Another week, another law school scrap. This time it’s not about the Legal
Practice Course (LPC), but rather the New York Bar programme.
Last week College of Law (CoL) announced that it will offer the New York Bar Course to full-time Graduate Diploma in Law students who go on to complete its LPC or Bar Professional Training Course (see story).
Those who successfully complete the extended course will be awarded a US-style CoL Juris Doctor (JD) professional degree in law.
This could potentially be good news to would-be lawyers in America who want to qualify as US attorneys because it will reduce the amount of time – and as such the cost – of qualifying. That said, we won’t know exactly how much students will be saving until CoL finalise the fees.
But the news hasn’t gone down particularly favourably with online readers of Lawyer2B, who have branded the new course a waste of money, claiming that the qualification is useless unless you actually want to practise in the US.
One poster says: “I’m often asked by prospective trainees if taking the New York Bar is a good idea.

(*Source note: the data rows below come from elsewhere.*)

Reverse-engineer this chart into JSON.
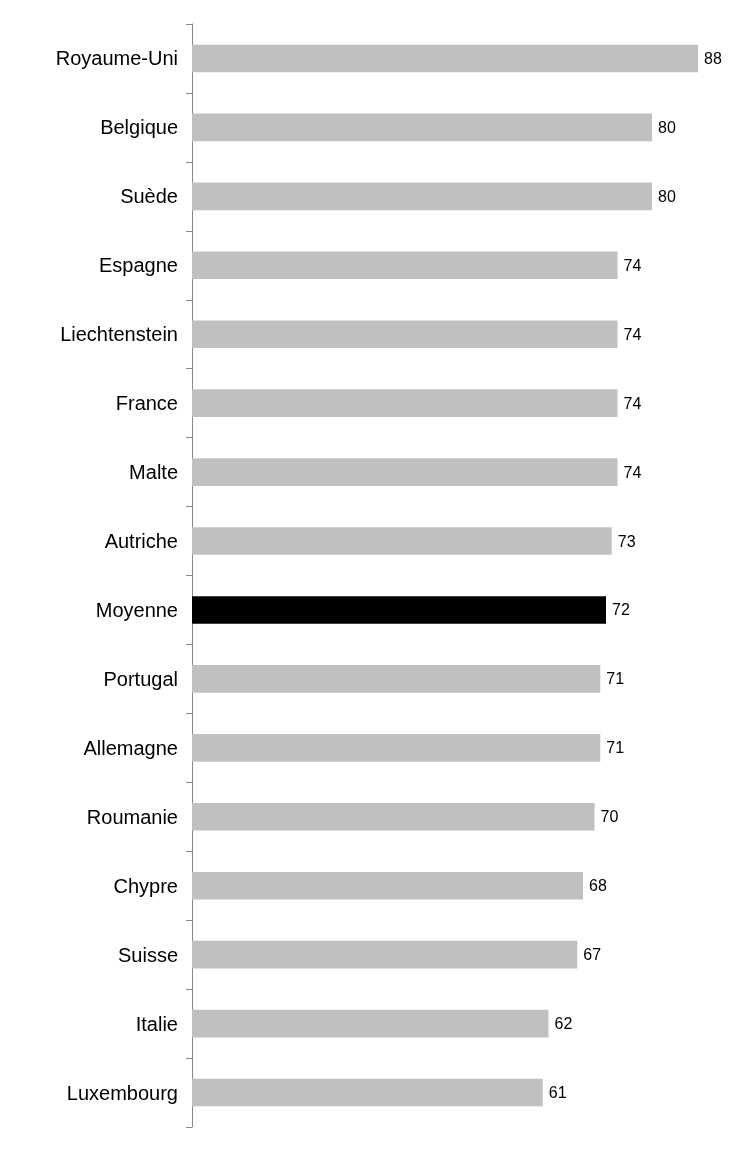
{
  "chart_data": {
    "type": "bar",
    "orientation": "horizontal",
    "categories": [
      "Royaume-Uni",
      "Belgique",
      "Suède",
      "Espagne",
      "Liechtenstein",
      "France",
      "Malte",
      "Autriche",
      "Moyenne",
      "Portugal",
      "Allemagne",
      "Roumanie",
      "Chypre",
      "Suisse",
      "Italie",
      "Luxembourg"
    ],
    "values": [
      88,
      80,
      80,
      74,
      74,
      74,
      74,
      73,
      72,
      71,
      71,
      70,
      68,
      67,
      62,
      61
    ],
    "colors": [
      "#c0c0c0",
      "#c0c0c0",
      "#c0c0c0",
      "#c0c0c0",
      "#c0c0c0",
      "#c0c0c0",
      "#c0c0c0",
      "#c0c0c0",
      "#000000",
      "#c0c0c0",
      "#c0c0c0",
      "#c0c0c0",
      "#c0c0c0",
      "#c0c0c0",
      "#c0c0c0",
      "#c0c0c0"
    ],
    "data_labels": true,
    "grid": false
  }
}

It should be regarded as satisfying personal ambition only, as it may be very interesting but absolutely useless in legal practice. My US colleagues would not hire someone for US law work based on the conversion, and it is irrelevant to English law work.”
But that hasn’t stopped Kaplan for following CoL’s move by announcing that it will be offering an on-line version of the programme. BPP, meanwhile, has been running the New York Bar Course for three years already.
I’m all up for cutting the cost of study and allowing students more choice, but I hope all these new courses aren’t just another way for law schools to boost their profitability while leaving would-be lawyers still struggling to enter the profession.